La visita fu più breve di quanto immaginassi e, quando uscii una volta terminata, trovai parcheggiata praticamente davanti all'ingresso una jeep azzurra.
«Non mi ascolti mai vero?» dissi allegra, scuotendo le spalle.
Salii in macchina e avvicinai il viso al ragazzo seduto al posto del guidatore, sorridendo dolcemente.
«No.»
Mi diede un sonoro bacio sulla guancia e partì alla volta di casa.
«Non ti fidavi di me? Ti ho anche avvertito che per lei non ci sarebbero stati problemi.»
Esitò un attimo, ridacchiando.
«Hai ragione, non mi fido. Soprattutto non dopo che Scott mi ha detto che oggi sua madre avrebbe fatto il turno di notte.» Il tuo tono era scherzoso, mentre dal suo sguardo sembrava deluso. «Perché mi hai mentito?»
Bella domanda.
«Non volevo scomodarti.»
Attorcigliai con apparente concentrazione le mani nelle frange del maglione, quasi a volerle strappare.
«Sarei dovuto ripassare di qua, quindi non mi avresti in alcun modo disturbato.»

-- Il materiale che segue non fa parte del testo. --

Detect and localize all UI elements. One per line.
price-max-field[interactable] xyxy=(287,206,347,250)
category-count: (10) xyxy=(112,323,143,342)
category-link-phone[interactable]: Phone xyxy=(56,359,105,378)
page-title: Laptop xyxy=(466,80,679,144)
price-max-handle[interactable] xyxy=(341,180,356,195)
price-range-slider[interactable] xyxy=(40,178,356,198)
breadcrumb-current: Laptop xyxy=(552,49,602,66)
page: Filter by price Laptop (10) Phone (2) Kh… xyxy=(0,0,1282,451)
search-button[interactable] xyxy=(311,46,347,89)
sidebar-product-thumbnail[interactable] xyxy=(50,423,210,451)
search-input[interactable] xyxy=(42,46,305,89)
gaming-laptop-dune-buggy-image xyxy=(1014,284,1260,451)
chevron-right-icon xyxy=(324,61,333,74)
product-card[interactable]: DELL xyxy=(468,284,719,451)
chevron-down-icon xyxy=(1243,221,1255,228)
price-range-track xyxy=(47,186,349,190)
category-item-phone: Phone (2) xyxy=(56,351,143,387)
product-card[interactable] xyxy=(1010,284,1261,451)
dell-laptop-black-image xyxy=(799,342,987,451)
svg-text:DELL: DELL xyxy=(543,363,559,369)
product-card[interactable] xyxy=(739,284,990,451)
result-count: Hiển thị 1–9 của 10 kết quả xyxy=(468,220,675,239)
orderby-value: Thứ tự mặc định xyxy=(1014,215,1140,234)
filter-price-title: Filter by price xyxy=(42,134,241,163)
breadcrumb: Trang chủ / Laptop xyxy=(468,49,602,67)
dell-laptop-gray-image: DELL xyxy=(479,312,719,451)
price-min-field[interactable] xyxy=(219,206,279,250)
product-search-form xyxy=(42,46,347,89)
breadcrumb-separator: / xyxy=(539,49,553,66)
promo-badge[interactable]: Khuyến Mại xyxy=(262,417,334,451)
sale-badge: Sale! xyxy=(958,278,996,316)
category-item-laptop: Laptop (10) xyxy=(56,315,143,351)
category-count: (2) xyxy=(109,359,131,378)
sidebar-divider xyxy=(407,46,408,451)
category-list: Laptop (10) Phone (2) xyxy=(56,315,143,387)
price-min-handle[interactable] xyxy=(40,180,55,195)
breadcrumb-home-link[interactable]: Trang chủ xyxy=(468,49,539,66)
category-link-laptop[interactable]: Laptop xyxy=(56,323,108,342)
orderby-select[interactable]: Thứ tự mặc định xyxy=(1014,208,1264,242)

Strinse forte le mani attorno al volante, cercando di non far trasparire il nervoso che lo aveva pervaso. Dio, sembravamo due bambini: ognuno sulle sue, senza mostrarlo all'altro per paura di chissà che cosa.
«Mi dispiace.» La mia voce si fece un sussurro: non volevo si offendesse.
«Facciamo così: dimentichiamo tutto se mi prometti che la prossima volta, se mi offro, accetterai il passaggio senza discutere. D'accordo?» Il suo umore cambiò nuovamente e tornò il ragazzo allegro e solare che conoscevo; annuii sollevata in riposta.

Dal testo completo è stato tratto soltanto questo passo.